The Kuiper belt object Ultima Thule, about 1 billion miles beyond Pluto, encountered by the New Horizons spacecraft. Image Credit: AP

LAUREL, Maryland. A couple of days before the New Horizons spacecraft made its flyby of a small, icy world far beyond Pluto, scientists working on the mission finally got a picture of the body, nicknamed Ultima Thule, that was more than a single dot. It looked a bit elongated, but that was really all that could be detected from the image.

“I’ve never seen so many people so excited about two pixels,” said S. Alan Stern, the principal investigator of the mission, during a news conference Monday.

Two days later, the scientists unveiled images from the flyby with some 28,000 pixels.
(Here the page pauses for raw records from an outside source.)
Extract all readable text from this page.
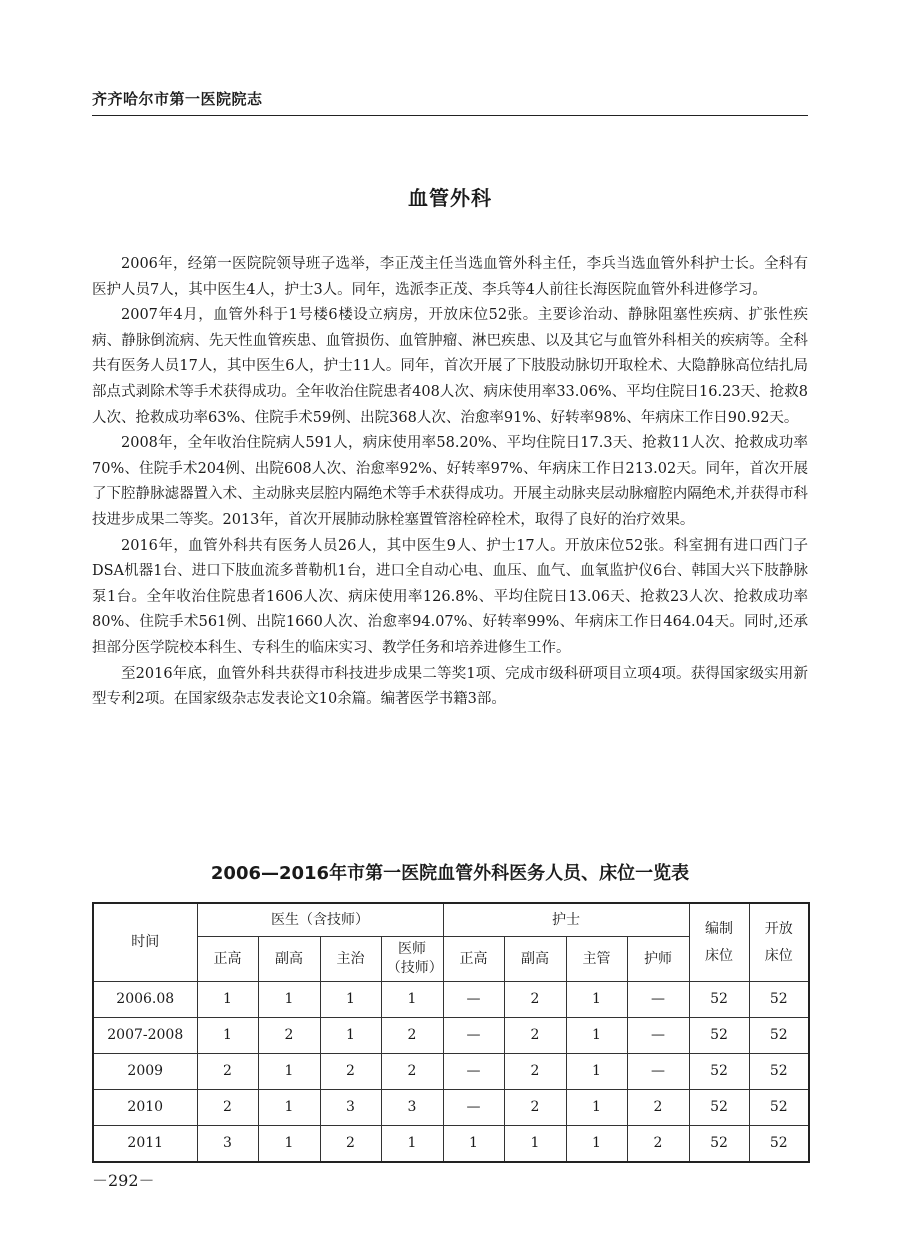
齐齐哈尔市第一医院院志
血管外科

2006年，经第一医院院领导班子选举，李正茂主任当选血管外科主任，李兵当选血管外科护士长。全科有医护人员7人，其中医生4人，护士3人。同年，选派李正茂、李兵等4人前往长海医院血管外科进修学习。

2007年4月，血管外科于1号楼6楼设立病房，开放床位52张。主要诊治动、静脉阻塞性疾病、扩张性疾病、静脉倒流病、先天性血管疾患、血管损伤、血管肿瘤、淋巴疾患、以及其它与血管外科相关的疾病等。全科共有医务人员17人，其中医生6人，护士11人。同年，首次开展了下肢股动脉切开取栓术、大隐静脉高位结扎局部点式剥除术等手术获得成功。全年收治住院患者408人次、病床使用率33.06%、平均住院日16.23天、抢救8人次、抢救成功率63%、住院手术59例、出院368人次、治愈率91%、好转率98%、年病床工作日90.92天。

2008年，全年收治住院病人591人，病床使用率58.20%、平均住院日17.3天、抢救11人次、抢救成功率70%、住院手术204例、出院608人次、治愈率92%、好转率97%、年病床工作日213.02天。同年，首次开展了下腔静脉滤器置入术、主动脉夹层腔内隔绝术等手术获得成功。开展主动脉夹层动脉瘤腔内隔绝术,并获得市科技进步成果二等奖。2013年，首次开展肺动脉栓塞置管溶栓碎栓术，取得了良好的治疗效果。

2016年，血管外科共有医务人员26人，其中医生9人、护士17人。开放床位52张。科室拥有进口西门子DSA机器1台、进口下肢血流多普勒机1台，进口全自动心电、血压、血气、血氧监护仪6台、韩国大兴下肢静脉泵1台。全年收治住院患者1606人次、病床使用率126.8%、平均住院日13.06天、抢救23人次、抢救成功率80%、住院手术561例、出院1660人次、治愈率94.07%、好转率99%、年病床工作日464.04天。同时,还承担部分医学院校本科生、专科生的临床实习、教学任务和培养进修生工作。

至2016年底，血管外科共获得市科技进步成果二等奖1项、完成市级科研项目立项4项。获得国家级实用新型专利2项。在国家级杂志发表论文10余篇。编著医学书籍3部。

2006—2016年市第一医院血管外科医务人员、床位一览表
时间	医生（含技师）				护士				编制床位	开放床位

	正高	副高	主治	医师（技师）	正高	副高	主管	护师		
2006.08	1	1	1	1	—	2	1	—	52	52
2007-2008	1	2	1	2	—	2	1	—	52	52
2009	2	1	2	2	—	2	1	—	52	52
2010	2	1	3	3	—	2	1	2	52	52
2011	3	1	2	1	1	1	1	2	52	52
－292－
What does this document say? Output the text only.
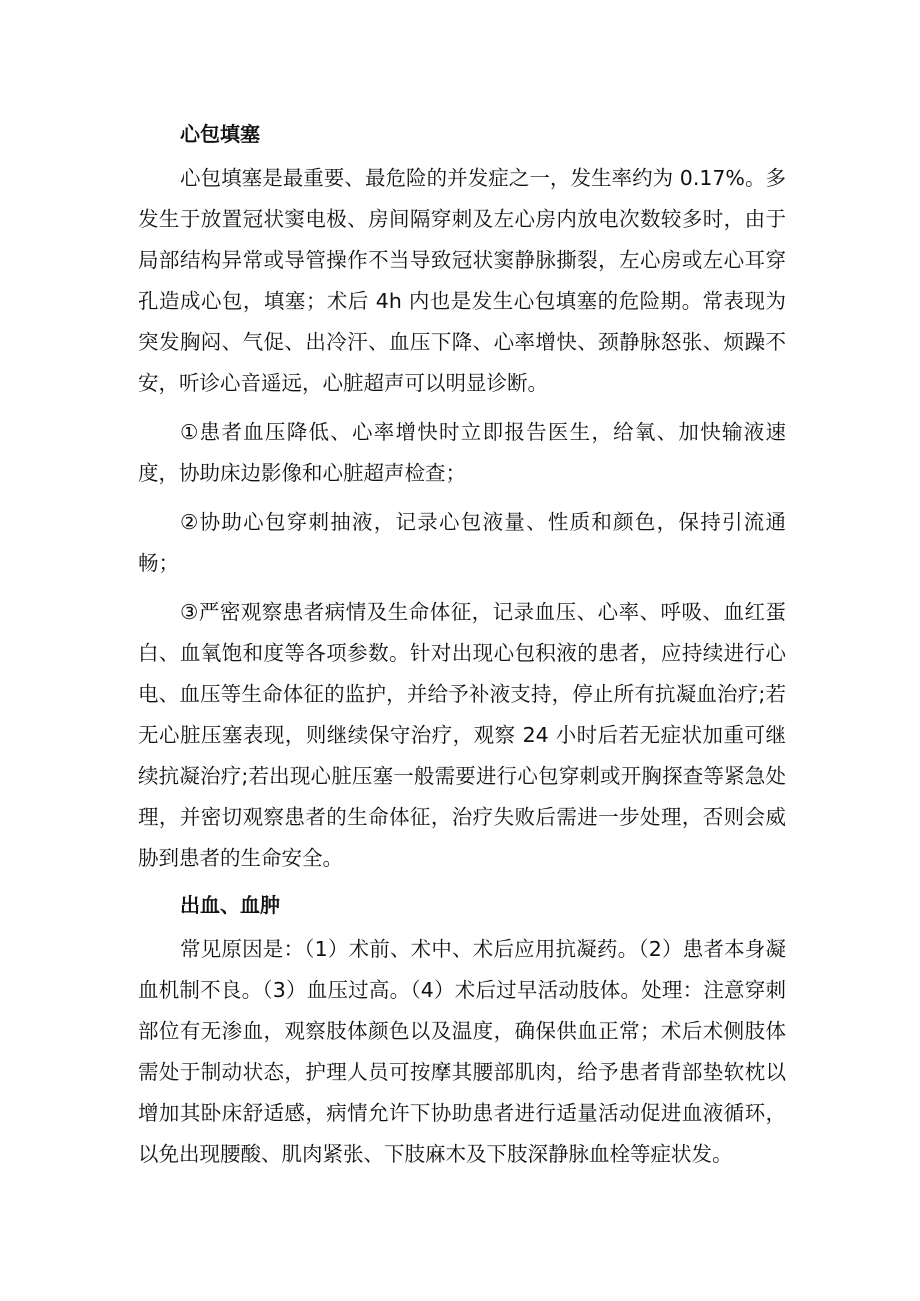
心包填塞

心包填塞是最重要、最危险的并发症之一，发生率约为 0.17%。多发生于放置冠状窦电极、房间隔穿刺及左心房内放电次数较多时，由于局部结构异常或导管操作不当导致冠状窦静脉撕裂，左心房或左心耳穿孔造成心包，填塞；术后 4h 内也是发生心包填塞的危险期。常表现为突发胸闷、气促、出冷汗、血压下降、心率增快、颈静脉怒张、烦躁不安，听诊心音遥远，心脏超声可以明显诊断。

①患者血压降低、心率增快时立即报告医生，给氧、加快输液速度，协助床边影像和心脏超声检查；

②协助心包穿刺抽液，记录心包液量、性质和颜色，保持引流通畅；

③严密观察患者病情及生命体征，记录血压、心率、呼吸、血红蛋白、血氧饱和度等各项参数。针对出现心包积液的患者，应持续进行心电、血压等生命体征的监护，并给予补液支持，停止所有抗凝血治疗;若无心脏压塞表现，则继续保守治疗，观察 24 小时后若无症状加重可继续抗凝治疗;若出现心脏压塞一般需要进行心包穿刺或开胸探查等紧急处理，并密切观察患者的生命体征，治疗失败后需进一步处理，否则会威胁到患者的生命安全。

出血、血肿

常见原因是：（1）术前、术中、术后应用抗凝药。（2）患者本身凝血机制不良。（3）血压过高。（4）术后过早活动肢体。处理：注意穿刺部位有无渗血，观察肢体颜色以及温度，确保供血正常；术后术侧肢体需处于制动状态，护理人员可按摩其腰部肌肉，给予患者背部垫软枕以增加其卧床舒适感，病情允许下协助患者进行适量活动促进血液循环，以免出现腰酸、肌肉紧张、下肢麻木及下肢深静脉血栓等症状发。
They could finally make out some meaningful details, which could eventually advance scientific understanding of the solar system’s earliest days.

The New Horizons team will have to wait 20 months for all of the spacecraft’s data and images to return to Earth, but here is what they’ve learnt so far.

It’s a snowman (or BB-8)

Ultima Thule, known also by its official designation of 2014 MU69, turns out to be what planetary scientists call a “contact binary” — two bodies that formed separately and then gently touched and stuck together. It’s a bit more than 33.9km long. To label the two parts, the scientists named the larger one Ultima and the smaller one Thule.

This image from video made available by NASA on Wednesday, Jan. 2, 2019 shows a diagram describing the size and shape of the object Ultima Thule, about 1 billion miles beyond Pluto. Image Credit: AP

The New Horizons scientists described it as a snowman, but people on Twitter noticed a resemblance to a robot character from recent “Star Wars” movies.

At Thursday’s news conference, scientists released a stereo image of the asteroid giving a somewhat better sense of this shape.

It looks as old and pristine as scientists hoped

Planetary scientists are intrigued by the region known as the Kuiper belt — the home of Ultima Thule and other objects — because it is perhaps the only place where some of the solar system’s earliest building blocks are preserved.

The lack of sharp corners and apparently smooth surface of Ultima Thule suggests that it has not changed much in the past 4.5 billion years. What the scientists find there could tell them a lot about how the sun and planets formed.

Member of old classicals

Color measurements confirm that Ultima Thule is reddish like many objects in the outer solar system. Indeed, in hue, it is an unremarkable member of what astronomers call cold classicals, which all seem to have remained pristine and undisturbed since they formed.

“It displays an average colour that falls well within the average colours displayed by the cold classical Kuiper belt objects,” said Silvia Protopapa, a member of the science team, during a news conference Thursday.

The two lobes, Ultima and Thule, are the same shade of red, suggesting that they formed near each other before merging. The “neck” where the lobes connect is brighter and less red, which could indicate bits of debris that slid down the slopes.

Rotation rate

In the past five months, as New Horizons approached Ultima Thule, the spacecraft looked for rhythmic variations in the brightness that would reveal how fast the body was rotating. However, the brightness seemed to remain steady.

New Horizons project scientist Hal Weaver, of the Johns Hopkins University Applied Physics Laboratory, speaks about new data received from the New Horizons spacecraft during a press conference after the team received confirmation from the spacecraft that it has completed a flyby of Ultima Thule, Image Credit: AP

They now know that the spacecraft is roughly looking down at one of Ultima Thule’s poles, so that it is mostly the same side of the body that was always facing the spacecraft.

With the world’s two lobes now visible, the mission’s scientists can finally calculate a rotation rate: once every 15 hours, give or take an hour.

No craters or moons

Scientists have not spotted any craters yet, but that does not mean there are none. In the images seen so far, the sun is behind the spacecraft and thus shadows would not be visible, hiding the topography. Higher resolution images should be more revealing.

Also not seen yet are any moons or rings. The researchers are also looking for an atmosphere, although they do not expect to find one.

The prediction of New Horizons’ closest approach to Ultima Thule was off by only 2 seconds. By contrast, for the spacecraft’s flyby of Pluto in 2015, the prediction was off by about 80 seconds. Even though Ultima Thule is smaller and farther away, the navigators were able to plot a more precise course this time, because in 2017 and 2018, astronomers on the mission team were able to pin down Ultima Thule’s location by observing the object passing in front of a few distant stars.

At closest approach, at two seconds after 12:33am, New Horizons was just less than 3,541km from Ultima Thule, travelling at 51,965km/h.